Это не может продолжаться — вот их ключевая фраза. А это ведь и есть тревога. Почему не может продолжаться? Где написано, что что-то не может продолжаться? ВСЕ МОЖЕТ ПРОДОЛЖАТЬСЯ. И плохое, и хорошее. Но при условии, что никто не будет ничего ворошить. При условии, что никто не будет задавать вопросов. Как Роза и Эжен. Которые жили, не испытывая тревоги. Но почему? Потому, что они жили, не доискиваясь до причин. Никогда не задавая себе вопросов, что будет, если… Тогда как Мазюры, с их манерами, с их квартирой, с их роялем, с их буфетом, испытывали тревогу:
— А что будет, если вдруг начнется война…
Или же:
— Что будет, если он умрет, Мазюр. Я останусь с четырьмя дочерьми.

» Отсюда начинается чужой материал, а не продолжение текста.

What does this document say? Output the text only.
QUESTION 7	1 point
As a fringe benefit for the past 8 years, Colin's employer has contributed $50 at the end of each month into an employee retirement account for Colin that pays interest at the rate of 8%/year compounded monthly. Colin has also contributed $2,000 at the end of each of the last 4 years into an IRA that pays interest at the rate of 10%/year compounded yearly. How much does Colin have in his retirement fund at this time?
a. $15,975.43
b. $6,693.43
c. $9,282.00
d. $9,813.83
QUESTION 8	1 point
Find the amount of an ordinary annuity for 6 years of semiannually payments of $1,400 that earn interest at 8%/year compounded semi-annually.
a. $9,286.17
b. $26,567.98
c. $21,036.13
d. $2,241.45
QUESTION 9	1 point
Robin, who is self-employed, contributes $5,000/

И все из-за причин. Люди говорят:
— Я счастлив. Почему?
И начинают искать причины своего счастья. И находят их. Такова драма причин: если доискиваться до причин, то они находятся. И тогда люди обнаруживают, что они хрупкие. Неустойчивые. Что они находятся в зависимости от того, куда подует ветер. Или что они могли быть более совершенными.
— Я счастлива. Почему? Потому что Мазюр находится со мной и потому что он хорошо зарабатывает. Но Мазюр может умереть.
Возникает тревога. Человек начинает думать, как бы что-нибудь улучшить.
— Он зарабатывает три тысячи франков в месяц. Вот если бы он зарабатывал три тысячи с половиной, мы могли бы что-то откладывать.
Вырисовывается перипетия. Ее зовут, и она приходит. Это естественно. А все из-за чего? Из-за причин. Из-за системы. Как только человек оказывается в системе, он начинает думать о том, что сколько продлится. И появляется тревога.
Испытывал ли я уже тогда тревогу? Тревогу, которая заставляла меня так страдать из-за системы, когда я думал, что отличаюсь от других людей, когда задавал себе вопрос, не чудовище ли я? А теперь тревога возвращалась ко мне, но все из-за той же системы, но уже в форме вопроса: как сделать, чтобы это продолжалось и как сделать, чтобы это стало более совершенным? Нет, настоящей тревоги еще не было. Это было всего лишь чувство беспокойства. Возникавшее временами из-за Розы. К счастью, Роза всегда была под рукой. И всегда оставалась такой же, как прежде. Я возвращался. И находил ее у себя в комнате.
— Была авария в метро, — сообщал я. — Какая-то несчастная бросилась под поезд.
Я волновался, потому что уже думал о том, какое впечатление эта история произведет у Мазюров. Это было в их духе — волноваться из-за любого пустяка. А Роза только произнесла:
— Да?
Не спрашивая о подробностях и уже снимая юбку, она поглядывала на свой зад, отражавшийся в зеркале шкафа. Характер, я вам скажу. Другую женщину обижало бы мое постоянное присутствие у Мазюров. С их — то четырьмя девицами на выданье. Другая стала бы делать намеки. Пустые и мелочные. Скривя рот. Стала бы дразнить. Роза же на все плевала. Мало того.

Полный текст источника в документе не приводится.